The graph shown is a V-shaped graph, characteristic of an absolute value function. The general form of an absolute value function is:

$y = a|x - h| + k$

Where:

• $(h, k)$ is the vertex of the graph.
• $a$ affects the steepness and orientation of the "V".

Step-by-step analysis:

1. Vertex: The vertex of the graph is located at $(-2, -3)$ based on visual inspection.
2. Transformation:
   • The horizontal shift $h$ corresponds to the x-coordinate of the vertex, so $h = -2$.
   • The vertical shift $k$ corresponds to the y-coordinate of the vertex, so $k = -3$.
   • The graph opens upwards, so the coefficient $a = 1$.

Equation form:

Since the vertex is $(-2, -3)$, the equation of the absolute value function is:

$y = |x + 2| - 3$

Looking at the provided answer choices, the correct equation is:

$y - 3 = |x + 2|$

Thus, the correct answer is the second option from the top: $y - 3 = |x + 2|$.

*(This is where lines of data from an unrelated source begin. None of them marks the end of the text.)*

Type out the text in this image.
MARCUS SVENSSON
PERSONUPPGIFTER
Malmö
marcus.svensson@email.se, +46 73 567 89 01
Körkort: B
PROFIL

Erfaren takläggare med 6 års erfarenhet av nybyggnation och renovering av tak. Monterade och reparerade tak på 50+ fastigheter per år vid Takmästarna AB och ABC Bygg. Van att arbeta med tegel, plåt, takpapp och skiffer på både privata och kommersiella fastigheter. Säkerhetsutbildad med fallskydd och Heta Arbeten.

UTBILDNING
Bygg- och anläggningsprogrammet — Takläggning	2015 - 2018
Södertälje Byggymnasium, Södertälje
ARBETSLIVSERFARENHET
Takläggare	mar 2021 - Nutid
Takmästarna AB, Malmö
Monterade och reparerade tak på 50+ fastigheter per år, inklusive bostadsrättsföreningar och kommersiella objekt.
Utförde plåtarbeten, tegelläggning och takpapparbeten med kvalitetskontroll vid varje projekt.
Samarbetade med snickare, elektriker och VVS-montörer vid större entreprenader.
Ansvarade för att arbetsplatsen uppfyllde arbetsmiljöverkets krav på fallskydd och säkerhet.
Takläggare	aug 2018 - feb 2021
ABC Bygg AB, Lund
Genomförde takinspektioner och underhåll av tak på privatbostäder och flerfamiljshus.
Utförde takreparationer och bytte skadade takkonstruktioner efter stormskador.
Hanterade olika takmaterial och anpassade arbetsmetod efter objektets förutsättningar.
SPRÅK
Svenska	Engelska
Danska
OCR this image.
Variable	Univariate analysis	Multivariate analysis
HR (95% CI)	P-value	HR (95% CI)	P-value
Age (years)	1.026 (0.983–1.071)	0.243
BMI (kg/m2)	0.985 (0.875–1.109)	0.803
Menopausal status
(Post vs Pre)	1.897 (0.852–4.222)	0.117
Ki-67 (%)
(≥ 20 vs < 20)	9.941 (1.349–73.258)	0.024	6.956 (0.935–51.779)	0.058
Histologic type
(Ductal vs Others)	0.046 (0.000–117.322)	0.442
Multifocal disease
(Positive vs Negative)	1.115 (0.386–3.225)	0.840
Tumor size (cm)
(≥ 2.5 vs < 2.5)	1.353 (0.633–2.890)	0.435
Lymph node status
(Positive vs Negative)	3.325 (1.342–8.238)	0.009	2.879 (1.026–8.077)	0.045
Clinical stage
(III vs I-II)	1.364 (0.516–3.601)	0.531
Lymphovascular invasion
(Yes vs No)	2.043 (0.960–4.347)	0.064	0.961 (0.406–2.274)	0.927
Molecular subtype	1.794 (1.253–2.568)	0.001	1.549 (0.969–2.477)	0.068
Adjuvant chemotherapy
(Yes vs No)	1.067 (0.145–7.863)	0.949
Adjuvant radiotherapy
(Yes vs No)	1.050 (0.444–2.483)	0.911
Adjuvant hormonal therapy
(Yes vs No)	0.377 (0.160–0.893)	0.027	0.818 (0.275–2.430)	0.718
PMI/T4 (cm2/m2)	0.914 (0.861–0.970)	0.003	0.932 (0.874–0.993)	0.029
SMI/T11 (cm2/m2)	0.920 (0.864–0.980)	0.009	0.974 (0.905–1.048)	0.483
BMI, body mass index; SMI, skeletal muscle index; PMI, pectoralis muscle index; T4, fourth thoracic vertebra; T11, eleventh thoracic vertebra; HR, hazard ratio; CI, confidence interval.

Would you like more details, or do you have any further questions?

Here are some related questions for further practice:

1. What happens to the graph if we change the coefficient $a$ to a number other than 1?
2. How does shifting the graph horizontally or vertically affect the equation?
3. How can you reflect the graph over the x-axis using the equation?
4. What is the equation of the graph if the vertex is at $(3, 4)$?
5. How do you determine the slope of the lines that form the "V" shape in an absolute value graph?

Tip: The vertex form $y = a|x - h| + k$ is very useful for understanding shifts and transformations of absolute value graphs.